Monday, May 1, 2017

Pemphigus Vulgaris A Dermatological Condition



Introduction

Pemphigus is derived from the Greek word pemphix meaning bubble or blister.

The term pemphigus refers to a group of autoimmune blistering diseases of the skin and mucous membranes characterized histologically by intraepidermal blister and immunopathologically by the finding of in vivo bound and circulating immunoglobulin G (IgG) antibody directed against the cell surface of keratinocytes.

Pathophysiology
Pemphigus vulgaris is an autoimmune, intraepithelial, blistering disease affecting the skin and mucous membranes and is mediated by circulating autoantibodies directed against keratinocyte cell surfaces.

Blisters in pemphigus vulgaris are associated with the binding of IgG autoantibodies to keratinocyte cell surface molecules. These intercellular or pemphigus vulgaris antibodies bind to keratinocyte desmosomes and to desmosome-free areas of the keratinocyte cell membrane. The binding of autoantibodies results in a loss of cell-to-cell adhesion, a process termed acantholysis. The antibody alone is capable of causing blistering without complement or inflammatory cells.

Incidence
Pemphigus vulgaris has been reported to occur worldwide. Pemphigus vulgaris incidence varies from 0.5-3.2 cases per 100,000 population. Pemphigus vulgaris incidence is increased in patients of Ashkenazi Jewish descent and those of Mediterranean origin. Few familial cases have been reported.

The male-to-female ratio is approximately equal.
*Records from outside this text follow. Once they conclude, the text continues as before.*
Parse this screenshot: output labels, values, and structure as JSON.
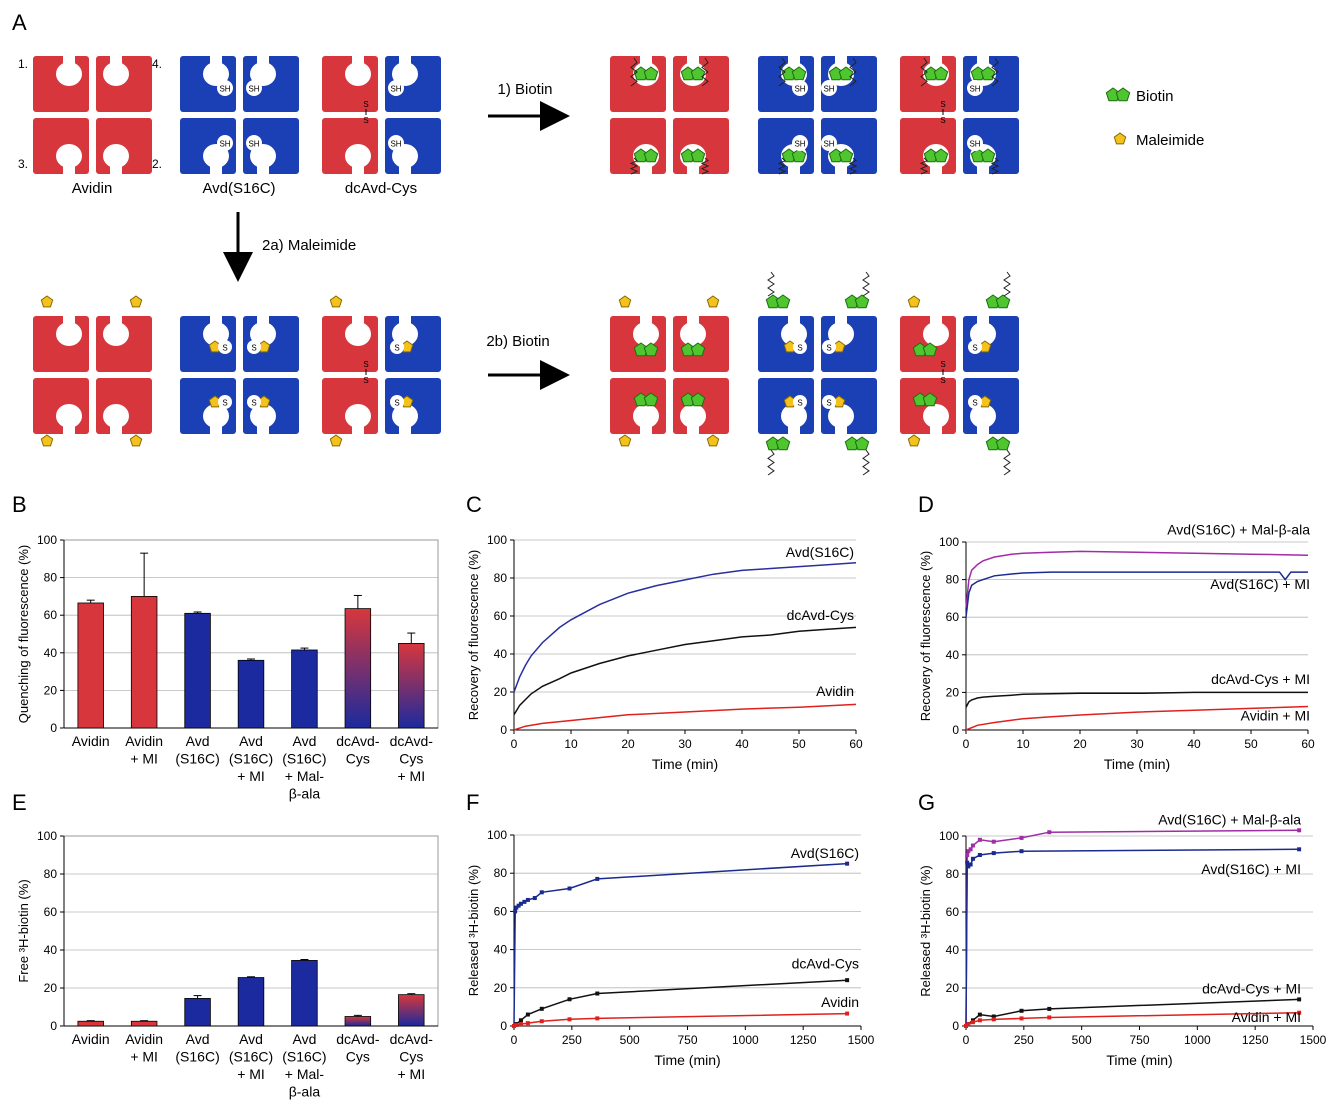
{
  "panel_labels": [
    "A",
    "B",
    "C",
    "D",
    "E",
    "F",
    "G"
  ],
  "schematic": {
    "subunit_numbers": [
      "1.",
      "2.",
      "3.",
      "4."
    ],
    "protein_labels": [
      "Avidin",
      "Avd(S16C)",
      "dcAvd-Cys"
    ],
    "thiol_label": "SH",
    "disulfide_label": "S\nS",
    "thioether_label": "S",
    "step_labels": [
      "1) Biotin",
      "2a) Maleimide",
      "2b) Biotin"
    ],
    "legend": [
      "Biotin",
      "Maleimide"
    ],
    "colors": {
      "avidin": "#d7373c",
      "avd_s16c": "#1b3fb5",
      "biotin": "#4fc52f",
      "maleimide": "#f4c21c"
    }
  },
  "chart_data": [
    {
      "panel": "B",
      "type": "bar",
      "categories": [
        "Avidin",
        "Avidin\n+ MI",
        "Avd\n(S16C)",
        "Avd\n(S16C)\n+ MI",
        "Avd\n(S16C)\n+ Mal-\nβ-ala",
        "dcAvd-\nCys",
        "dcAvd-\nCys\n+ MI"
      ],
      "values": [
        66.5,
        70,
        61,
        36,
        41.5,
        63.5,
        45
      ],
      "errors": [
        1.5,
        23,
        0.7,
        0.7,
        1,
        7,
        5.5
      ],
      "fill": [
        "red",
        "red",
        "blue",
        "blue",
        "blue",
        "gradient",
        "gradient"
      ],
      "ylabel": "Quenching of fluorescence (%)",
      "ylim": [
        0,
        100
      ],
      "yticks": [
        0,
        20,
        40,
        60,
        80,
        100
      ]
    },
    {
      "panel": "C",
      "type": "line",
      "xlabel": "Time (min)",
      "ylabel": "Recovery of fluorescence (%)",
      "xlim": [
        0,
        60
      ],
      "ylim": [
        0,
        100
      ],
      "xticks": [
        0,
        10,
        20,
        30,
        40,
        50,
        60
      ],
      "yticks": [
        0,
        20,
        40,
        60,
        80,
        100
      ],
      "series": [
        {
          "name": "Avd(S16C)",
          "color": "#2a2f9e",
          "x": [
            0,
            1,
            2,
            3,
            5,
            8,
            10,
            15,
            20,
            25,
            30,
            35,
            40,
            45,
            50,
            55,
            60
          ],
          "y": [
            20,
            28,
            34,
            39,
            46,
            54,
            58,
            66,
            72,
            76,
            79,
            82,
            84,
            85,
            86,
            87,
            88
          ]
        },
        {
          "name": "dcAvd-Cys",
          "color": "#111111",
          "x": [
            0,
            1,
            2,
            3,
            5,
            8,
            10,
            15,
            20,
            25,
            30,
            35,
            40,
            45,
            50,
            55,
            60
          ],
          "y": [
            8,
            13,
            16,
            19,
            23,
            27,
            30,
            35,
            39,
            42,
            45,
            47,
            49,
            50,
            52,
            53,
            54
          ]
        },
        {
          "name": "Avidin",
          "color": "#e0201c",
          "x": [
            0,
            2,
            5,
            10,
            15,
            20,
            30,
            40,
            50,
            60
          ],
          "y": [
            0,
            2,
            3.5,
            5,
            6.5,
            8,
            9.5,
            11,
            12,
            13.5
          ]
        }
      ]
    },
    {
      "panel": "D",
      "type": "line",
      "xlabel": "Time (min)",
      "ylabel": "Recovery of fluorescence (%)",
      "xlim": [
        0,
        60
      ],
      "ylim": [
        0,
        100
      ],
      "xticks": [
        0,
        10,
        20,
        30,
        40,
        50,
        60
      ],
      "yticks": [
        0,
        20,
        40,
        60,
        80,
        100
      ],
      "series": [
        {
          "name": "Avd(S16C) + Mal-β-ala",
          "color": "#a02ca6",
          "x": [
            0,
            0.5,
            1,
            2,
            3,
            5,
            8,
            10,
            15,
            20,
            30,
            40,
            50,
            60
          ],
          "y": [
            65,
            80,
            85,
            88,
            90,
            92,
            93.5,
            94,
            94.5,
            95,
            94.5,
            94,
            93.5,
            93
          ]
        },
        {
          "name": "Avd(S16C) + MI",
          "color": "#1a2a8e",
          "x": [
            0,
            0.5,
            1,
            2,
            3,
            5,
            8,
            10,
            15,
            20,
            30,
            40,
            50,
            55,
            56,
            57,
            60
          ],
          "y": [
            60,
            73,
            77,
            79,
            80,
            82,
            83,
            83.5,
            84,
            84,
            84,
            84,
            84,
            84,
            80,
            84,
            84
          ]
        },
        {
          "name": "dcAvd-Cys + MI",
          "color": "#111111",
          "x": [
            0,
            0.5,
            1,
            2,
            3,
            5,
            8,
            10,
            20,
            30,
            40,
            50,
            60
          ],
          "y": [
            12,
            15,
            16,
            17,
            17.5,
            18,
            18.5,
            19,
            19.5,
            19.5,
            20,
            20,
            20
          ]
        },
        {
          "name": "Avidin + MI",
          "color": "#e0201c",
          "x": [
            0,
            2,
            5,
            10,
            15,
            20,
            30,
            40,
            50,
            60
          ],
          "y": [
            0,
            2.5,
            4,
            6,
            7,
            8,
            9.5,
            10.5,
            11.5,
            12.5
          ]
        }
      ]
    },
    {
      "panel": "E",
      "type": "bar",
      "categories": [
        "Avidin",
        "Avidin\n+ MI",
        "Avd\n(S16C)",
        "Avd\n(S16C)\n+ MI",
        "Avd\n(S16C)\n+ Mal-\nβ-ala",
        "dcAvd-\nCys",
        "dcAvd-\nCys\n+ MI"
      ],
      "values": [
        2.5,
        2.5,
        14.5,
        25.5,
        34.5,
        5,
        16.5
      ],
      "errors": [
        0.3,
        0.3,
        1.5,
        0.4,
        0.5,
        0.6,
        0.5
      ],
      "fill": [
        "red",
        "red",
        "blue",
        "blue",
        "blue",
        "gradient",
        "gradient"
      ],
      "ylabel": "Free ³H-biotin (%)",
      "ylim": [
        0,
        100
      ],
      "yticks": [
        0,
        20,
        40,
        60,
        80,
        100
      ]
    },
    {
      "panel": "F",
      "type": "line",
      "xlabel": "Time (min)",
      "ylabel": "Released ³H-biotin (%)",
      "xlim": [
        0,
        1500
      ],
      "ylim": [
        0,
        100
      ],
      "xticks": [
        0,
        250,
        500,
        750,
        1000,
        1250,
        1500
      ],
      "yticks": [
        0,
        20,
        40,
        60,
        80,
        100
      ],
      "series": [
        {
          "name": "Avd(S16C)",
          "color": "#1a2a8e",
          "markers": true,
          "x": [
            0,
            5,
            10,
            20,
            30,
            45,
            60,
            90,
            120,
            240,
            360,
            1440
          ],
          "y": [
            0,
            60,
            62,
            63,
            64,
            65,
            66,
            67,
            70,
            72,
            77,
            85
          ]
        },
        {
          "name": "dcAvd-Cys",
          "color": "#111111",
          "markers": true,
          "x": [
            0,
            10,
            30,
            60,
            120,
            240,
            360,
            1440
          ],
          "y": [
            0,
            1,
            3,
            6,
            9,
            14,
            17,
            24
          ]
        },
        {
          "name": "Avidin",
          "color": "#e0201c",
          "markers": true,
          "x": [
            0,
            10,
            30,
            60,
            120,
            240,
            360,
            1440
          ],
          "y": [
            0,
            0.5,
            1,
            1.5,
            2.5,
            3.5,
            4,
            6.5
          ]
        }
      ]
    },
    {
      "panel": "G",
      "type": "line",
      "xlabel": "Time (min)",
      "ylabel": "Released ³H-biotin (%)",
      "xlim": [
        0,
        1500
      ],
      "ylim": [
        0,
        100
      ],
      "xticks": [
        0,
        250,
        500,
        750,
        1000,
        1250,
        1500
      ],
      "yticks": [
        0,
        20,
        40,
        60,
        80,
        100
      ],
      "series": [
        {
          "name": "Avd(S16C) + Mal-β-ala",
          "color": "#a02ca6",
          "markers": true,
          "x": [
            0,
            5,
            10,
            20,
            30,
            60,
            120,
            240,
            360,
            1440
          ],
          "y": [
            0,
            90,
            92,
            93,
            95,
            98,
            97,
            99,
            102,
            103
          ]
        },
        {
          "name": "Avd(S16C) + MI",
          "color": "#1a2a8e",
          "markers": true,
          "x": [
            0,
            5,
            10,
            20,
            30,
            60,
            120,
            240,
            1440
          ],
          "y": [
            0,
            86,
            84,
            85,
            88,
            90,
            91,
            92,
            93
          ]
        },
        {
          "name": "dcAvd-Cys + MI",
          "color": "#111111",
          "markers": true,
          "x": [
            0,
            10,
            30,
            60,
            120,
            240,
            360,
            1440
          ],
          "y": [
            0,
            1,
            3,
            6,
            5,
            8,
            9,
            14
          ]
        },
        {
          "name": "Avidin + MI",
          "color": "#e0201c",
          "markers": true,
          "x": [
            0,
            10,
            30,
            60,
            120,
            240,
            360,
            1440
          ],
          "y": [
            0,
            1,
            2,
            3,
            3.5,
            4,
            4.5,
            7
          ]
        }
      ]
    }
  ]
}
In adolescence, girls are more likely to be affected than boys.

The mean age of onset is approximately 50-60 years.

Clinical Presentation
Pemphigus vulgaris presents with oral lesions in 50-70% of patients, and almost all patients have mucosal lesions at some point in the course of their disease. Mucosal lesions may be the sole sign for an average of 5 months before skin lesions develop, or they may be the sole manifestation of the disease. The diagnosis of pemphigus vulgaris shouldbe considered in any patient with persistent oral erosive lesions.

Most patients with pemphigus vulgaris develop cutaneous lesions. The primary lesion of pemphigus vulgaris is a flaccid blister, which usually arises on healthy-appearing skin but may be found on erythematous skin. New blisters usually are flaccid or become flaccid quickly. Affected skin often is painful but rarely pruritic.

Mucous membranes typically are affected first in pemphigus vulgaris. Mucosal lesions may precede cutaneous lesions by weeks or months.

Nikolsky sign: In patients with active blistering, firm sliding pressure with a finger separates normal-appearing epidermis, producing an erosion. This sign is not specific for pemphigus vulgaris and is found in other active blistering diseases.

Diagnosis
To establish a diagnosis of pemphigus vulgaris, perform the following tests:
  • Histopathology from the edge of a blister
  • Direct immunofluorescence (DIF) on normal-appearing perilesional skin
  • Indirect immunofluorescence (IDIF) using the patient’s serum if DIF results are positive: The preferred substrate for IDIF is monkey esophagus or salt-split normal human skin substrate.
Management
The aim of treatment in pemphigus vulgaris is the same as in other autoimmune bullous diseases, which is to decrease blister formation, promote healing of blisters and erosions, and determine the minimal dose of medication necessary to control the disease process.  Therapy must be tailored for each patient, taking into account preexisting and coexisting conditions. Patients may continue to experience mild disease activity while under optimal treatment.

Corticosteroids have improved overall mortality.
Immunosuppressive drugs are steroid sparing and should be considered early in the course of the disease. 

Epidermal growth factor may speed healing of localized lesions.
Intravenous immunoglobulin therapy has been suggested as efficacious in pemphigus vulgaris treatment.

Management of patients with pemphigus vulgaris requires coordination of care between the dermatologist and the patient’s primary care physician.
An ophthalmologist should evaluate patients with suspected ocular involvement and those requiring prolonged high-dose steroids.
Patients with oral disease may require a dentist and/or an otolaryngologist for evaluation and care.
Patients on systemic steroids should maintain adequate vitamin D and calcium intake through diet and supplements. Patients with a history of renal calculi should not receive calcium carbonate.
Patients receiving long-term systemic corticosteroids should be evaluated by a rheumatologist within the first 30 days of treatment for osteoporosis risk assessment and consideration of a bisphosphonate for prophylaxis against osteoporosis.